(Boursier.com) -- Le baril de pétrole évolue encore en hausse en cette fin de semaine après son rebond de plus de 2% la veille suite à la décision de l'Opep de maintenir ses quotas de production pour le second semestre. Il est vrai que l'or noir bénéficie également des rumeurs d'intervention massive des principales banques centrales pour stabiliser le système financier si les élections grecques de dimanche débouchent sur une tempête financière...Le "light sweet crude" pour livraison juillet gagne actuellement 0,6% à 84,4 dollars sur le New York Mercantile Exchange.
Les membres de l'Opep ont donc décidé de laisser inchangé leur plafond de production, comme le marché l'avait anticipé. Cette décision a toutefois été assortie d'une exigence de meilleur respect de ces quotas, qui ont été assez largement dépassés ces derniers mois, contribuant à la rechute des cours du brut... La production de pétrole de l'Opep (Organisation des pays exportateurs de pétrole), fixée depuis six mois à 30 millions de barils par jour (mbj) pour l'ensemble des Etats membres, s'est ainsi hissée dans les faits à 31,86 mbj en mai, gonflée notamment par une nette hausse de la production de l'Arabie saoudite, l'Irak et la Libye, selon les chiffres de l'Agence internationale de l'Energie (AIE).
Le statu de quo décidé hier masque mal une querelle interne à l'Opep : en début de semaine, le Venezuela et l'Iran avaient ainsi vivement reproché aux pays du Golfe de grossir exagérément leur offre et de déstabiliser le marché... De son côté, l'Arabie Saoudite s'était montrée plutôt favorable à un maintien, voire à un relèvement du plafond, malgré la baisse récente des cours du brut. Le puissant ministre saoudien Ali al-Nouaïmi avait ainsi estimé le week-end dernier qu'un relèvement du plafond de l'Opep "était nécessaire" avant de revenir en arrière sous le feu des critiques...

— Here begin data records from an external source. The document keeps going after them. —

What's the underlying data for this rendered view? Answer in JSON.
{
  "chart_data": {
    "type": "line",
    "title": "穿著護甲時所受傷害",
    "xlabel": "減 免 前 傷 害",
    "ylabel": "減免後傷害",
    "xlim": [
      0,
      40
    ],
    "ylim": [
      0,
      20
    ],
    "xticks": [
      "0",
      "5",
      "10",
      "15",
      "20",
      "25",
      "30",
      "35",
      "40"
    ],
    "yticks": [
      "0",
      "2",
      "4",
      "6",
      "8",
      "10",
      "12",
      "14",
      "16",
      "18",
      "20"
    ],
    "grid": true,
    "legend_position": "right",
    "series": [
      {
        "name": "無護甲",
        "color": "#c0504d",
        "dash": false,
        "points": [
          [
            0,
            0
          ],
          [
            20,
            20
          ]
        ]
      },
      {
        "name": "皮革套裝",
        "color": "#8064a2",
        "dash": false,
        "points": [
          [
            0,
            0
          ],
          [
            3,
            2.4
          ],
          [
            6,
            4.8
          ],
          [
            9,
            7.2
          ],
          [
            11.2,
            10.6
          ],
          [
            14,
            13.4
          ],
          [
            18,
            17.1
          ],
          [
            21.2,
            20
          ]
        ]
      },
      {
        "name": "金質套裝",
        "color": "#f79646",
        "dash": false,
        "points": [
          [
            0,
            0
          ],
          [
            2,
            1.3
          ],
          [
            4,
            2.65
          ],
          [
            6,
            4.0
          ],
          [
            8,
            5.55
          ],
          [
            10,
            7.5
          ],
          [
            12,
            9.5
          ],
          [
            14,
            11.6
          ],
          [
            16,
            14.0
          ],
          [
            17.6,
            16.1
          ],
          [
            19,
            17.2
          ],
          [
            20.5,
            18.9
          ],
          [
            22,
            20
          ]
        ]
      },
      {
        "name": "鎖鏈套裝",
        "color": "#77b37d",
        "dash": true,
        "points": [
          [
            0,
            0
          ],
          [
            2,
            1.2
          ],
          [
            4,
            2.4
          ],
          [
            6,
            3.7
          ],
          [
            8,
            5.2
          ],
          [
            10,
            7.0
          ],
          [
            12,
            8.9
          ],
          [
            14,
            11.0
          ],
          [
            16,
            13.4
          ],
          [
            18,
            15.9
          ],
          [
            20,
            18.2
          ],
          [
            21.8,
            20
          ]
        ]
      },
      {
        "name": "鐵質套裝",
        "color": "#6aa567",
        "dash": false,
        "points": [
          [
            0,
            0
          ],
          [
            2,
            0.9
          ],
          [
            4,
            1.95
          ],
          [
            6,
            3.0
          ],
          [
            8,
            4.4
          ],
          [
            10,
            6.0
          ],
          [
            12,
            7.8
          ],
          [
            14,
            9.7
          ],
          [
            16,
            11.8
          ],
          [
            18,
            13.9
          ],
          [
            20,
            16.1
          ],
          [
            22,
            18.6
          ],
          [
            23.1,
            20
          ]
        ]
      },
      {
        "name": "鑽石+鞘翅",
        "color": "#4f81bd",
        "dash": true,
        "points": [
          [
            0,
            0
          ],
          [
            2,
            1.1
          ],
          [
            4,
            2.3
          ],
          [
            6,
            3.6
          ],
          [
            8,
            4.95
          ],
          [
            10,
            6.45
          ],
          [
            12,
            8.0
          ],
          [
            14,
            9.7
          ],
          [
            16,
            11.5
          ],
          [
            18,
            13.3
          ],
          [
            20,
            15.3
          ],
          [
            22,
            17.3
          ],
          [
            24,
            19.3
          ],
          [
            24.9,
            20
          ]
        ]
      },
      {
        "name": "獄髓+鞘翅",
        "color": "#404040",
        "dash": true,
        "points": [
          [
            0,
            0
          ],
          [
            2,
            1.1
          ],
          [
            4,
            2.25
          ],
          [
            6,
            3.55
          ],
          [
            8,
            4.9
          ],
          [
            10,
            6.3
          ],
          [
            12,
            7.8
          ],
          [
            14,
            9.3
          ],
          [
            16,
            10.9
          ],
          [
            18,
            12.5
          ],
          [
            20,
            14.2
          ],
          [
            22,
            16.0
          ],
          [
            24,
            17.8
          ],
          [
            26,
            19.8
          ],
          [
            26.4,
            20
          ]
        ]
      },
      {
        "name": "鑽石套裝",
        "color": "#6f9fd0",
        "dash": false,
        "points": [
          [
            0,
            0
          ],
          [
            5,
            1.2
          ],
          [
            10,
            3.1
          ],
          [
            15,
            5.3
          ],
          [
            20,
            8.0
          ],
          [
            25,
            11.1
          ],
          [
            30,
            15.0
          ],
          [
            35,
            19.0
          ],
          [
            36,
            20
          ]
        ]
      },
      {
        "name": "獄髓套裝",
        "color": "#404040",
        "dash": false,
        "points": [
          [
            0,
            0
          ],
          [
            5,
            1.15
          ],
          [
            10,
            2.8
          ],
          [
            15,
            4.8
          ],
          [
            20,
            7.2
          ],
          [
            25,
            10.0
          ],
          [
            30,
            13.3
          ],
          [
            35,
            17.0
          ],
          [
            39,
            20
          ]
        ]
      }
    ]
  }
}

Par ailleurs, la question de la succession du Libyen Abdallah el-Badri, le secrétaire général du cartel, dont le mandat se termine à la fin de l'année, a été reportée à décembre... Quatre des 12 Etats-membres ont présenté un candidat, l'Iran, l'Irak, l'Arabie Saoudite et l'Equateur, mais l'unanimité des membres, requise pour désigner le patron du cartel, n'a pas pu être atteinte...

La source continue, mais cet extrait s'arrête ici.